What “perfectionists” (so Ricossa called them), either from the left or from the right, cannot stand is precisely innovators multiplying goods and services available for all individuals, and people autonomously deciding if they like them or not. The “seigneurial mentality” finds economic change vulgar, and consumers irrational. “Imperfectionists”, on the other hand, are happy to have the common people give it a go.
Ricossa writes in the tradition of Smith and Hayek. “La fine dell’economia” is a brilliant and genuinely erudite work, which unfortunately is not available in English. If it were, I bet it’d be considered a classic. In 1980, Ricossa sketched some of the same concepts in a shorter pamphlet, entitled “Straborghese“. While the Italian cultural environment was still completely dominated by Marxism, he sent to the presses a book that was a lively vindication of the “bourgeois virtues”. I bought a copy in a second-hand bookstore many years ago, and was impressed by the inscriptions of the first reader of the book, who spilled hate page after page.
In 2002, Enrico Colombatto and I edited a Festschrift for Ricossa (Il coraggio della libertà) which included, among others, contributions by Anthony de Jasay, Israel Kirzner, Ralph Raico and Thomas Szasz.
Ricossa has lots to do with why I’m a libertarian. So I hope you’ll bear with a few personal considerations. For one thing, Ricossa’s columns on “Il Giornale” were gems, splendid exercises in the economic way of thinking. He wrote many book reviews, and one of his reviews brought me to read David Friedman’s “The Machinery of Freedom” and, for me, that was it. For many, a Ricossa’s column was the first step into libertarianism. In the late 1990s, he turned “anarco-phile”, helping with his prestige in the translation and diffusion of hard-core libertarian works.

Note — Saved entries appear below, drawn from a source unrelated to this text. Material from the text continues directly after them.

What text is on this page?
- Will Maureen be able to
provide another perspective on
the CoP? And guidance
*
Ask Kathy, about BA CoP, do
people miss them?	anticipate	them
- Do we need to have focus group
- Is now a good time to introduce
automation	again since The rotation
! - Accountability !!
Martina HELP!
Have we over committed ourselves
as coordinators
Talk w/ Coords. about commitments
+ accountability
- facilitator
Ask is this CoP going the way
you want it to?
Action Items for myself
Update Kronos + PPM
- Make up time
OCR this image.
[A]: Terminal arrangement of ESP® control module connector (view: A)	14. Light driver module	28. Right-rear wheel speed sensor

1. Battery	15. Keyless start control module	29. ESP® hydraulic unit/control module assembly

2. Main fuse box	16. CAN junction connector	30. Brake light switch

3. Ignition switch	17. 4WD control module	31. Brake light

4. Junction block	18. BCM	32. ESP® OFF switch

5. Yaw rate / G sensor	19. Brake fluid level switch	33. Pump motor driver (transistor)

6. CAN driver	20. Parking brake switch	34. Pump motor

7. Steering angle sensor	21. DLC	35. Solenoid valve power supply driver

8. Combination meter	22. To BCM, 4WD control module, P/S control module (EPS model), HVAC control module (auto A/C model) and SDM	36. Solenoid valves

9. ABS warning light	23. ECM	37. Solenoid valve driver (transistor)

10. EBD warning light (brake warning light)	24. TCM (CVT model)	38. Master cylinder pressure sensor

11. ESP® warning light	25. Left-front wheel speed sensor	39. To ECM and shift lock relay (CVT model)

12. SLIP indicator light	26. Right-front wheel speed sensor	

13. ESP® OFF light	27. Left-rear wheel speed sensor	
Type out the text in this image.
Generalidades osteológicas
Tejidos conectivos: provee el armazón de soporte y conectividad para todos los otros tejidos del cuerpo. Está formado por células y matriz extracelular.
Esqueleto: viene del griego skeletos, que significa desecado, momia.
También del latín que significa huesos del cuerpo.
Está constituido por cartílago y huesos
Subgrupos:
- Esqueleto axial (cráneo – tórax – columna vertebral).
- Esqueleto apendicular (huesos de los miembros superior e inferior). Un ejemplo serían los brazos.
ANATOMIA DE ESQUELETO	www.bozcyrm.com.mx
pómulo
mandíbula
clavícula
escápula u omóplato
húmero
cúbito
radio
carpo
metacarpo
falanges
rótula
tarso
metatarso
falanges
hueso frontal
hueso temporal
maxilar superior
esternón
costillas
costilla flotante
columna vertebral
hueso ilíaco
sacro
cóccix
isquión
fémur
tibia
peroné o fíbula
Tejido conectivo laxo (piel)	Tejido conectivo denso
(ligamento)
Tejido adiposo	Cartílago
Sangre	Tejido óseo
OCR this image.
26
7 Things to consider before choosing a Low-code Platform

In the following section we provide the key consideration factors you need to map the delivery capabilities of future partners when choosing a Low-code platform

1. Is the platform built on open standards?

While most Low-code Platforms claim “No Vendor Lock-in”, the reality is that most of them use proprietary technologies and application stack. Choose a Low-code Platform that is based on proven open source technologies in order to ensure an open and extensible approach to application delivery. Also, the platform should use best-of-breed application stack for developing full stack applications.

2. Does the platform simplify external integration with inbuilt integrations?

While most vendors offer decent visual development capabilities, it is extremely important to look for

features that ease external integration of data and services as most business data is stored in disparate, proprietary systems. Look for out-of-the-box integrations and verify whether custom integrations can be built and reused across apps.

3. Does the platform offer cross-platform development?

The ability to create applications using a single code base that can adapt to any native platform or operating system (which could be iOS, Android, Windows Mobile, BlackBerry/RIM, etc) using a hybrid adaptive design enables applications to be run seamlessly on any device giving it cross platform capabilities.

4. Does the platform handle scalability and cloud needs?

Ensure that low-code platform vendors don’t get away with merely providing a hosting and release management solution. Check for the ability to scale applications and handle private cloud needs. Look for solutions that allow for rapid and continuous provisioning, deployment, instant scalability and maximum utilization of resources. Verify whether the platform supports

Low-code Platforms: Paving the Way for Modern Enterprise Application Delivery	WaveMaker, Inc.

Far more important, however, it was for me the fact that Sergio was a schoolmate of my grandfather for some ten years. One of our biggest PR problems is that the free market is often associated with the defence of the status quo, a tool of the big and powerful. My grandfather came out of the ranks of the very petty bourgeosie, and yet he felt immensely prosperous as compared with Sergio. Ricossa took notes in classes, not to kill time but because he couldn’t afford books. He finished his high school studies in accounting together with my grandfather, but different than him he went on to university. He never attended a class, because he had to provide for himself. But his brilliance did nonetheless earn him an academic career.
My grandfather and Sergio did’t meet for some 50 years after leaving high school, and yet my grandfather always remembered with sympathy that friend of his, so poor and so bright. His stories somehow vaccinated me forever from the idea that the free market was for the rich and powerful.
Sergio, of solid working class background, thought a market economy was best precisely for those of humble origins. He cared for the imperfect yet pretty good world of humanely possible improvements. Not by chance, at Mont Pelerin meetings he soon befriended Ralph Harris of the IEA, who had a similar working class background, as his colleague Arthur Seldon did too.
This background made them stronger and more credible in making their case for the free society. I hope this is not lost on a new generation of readers, who get to their writings without fully appreciating their biographies.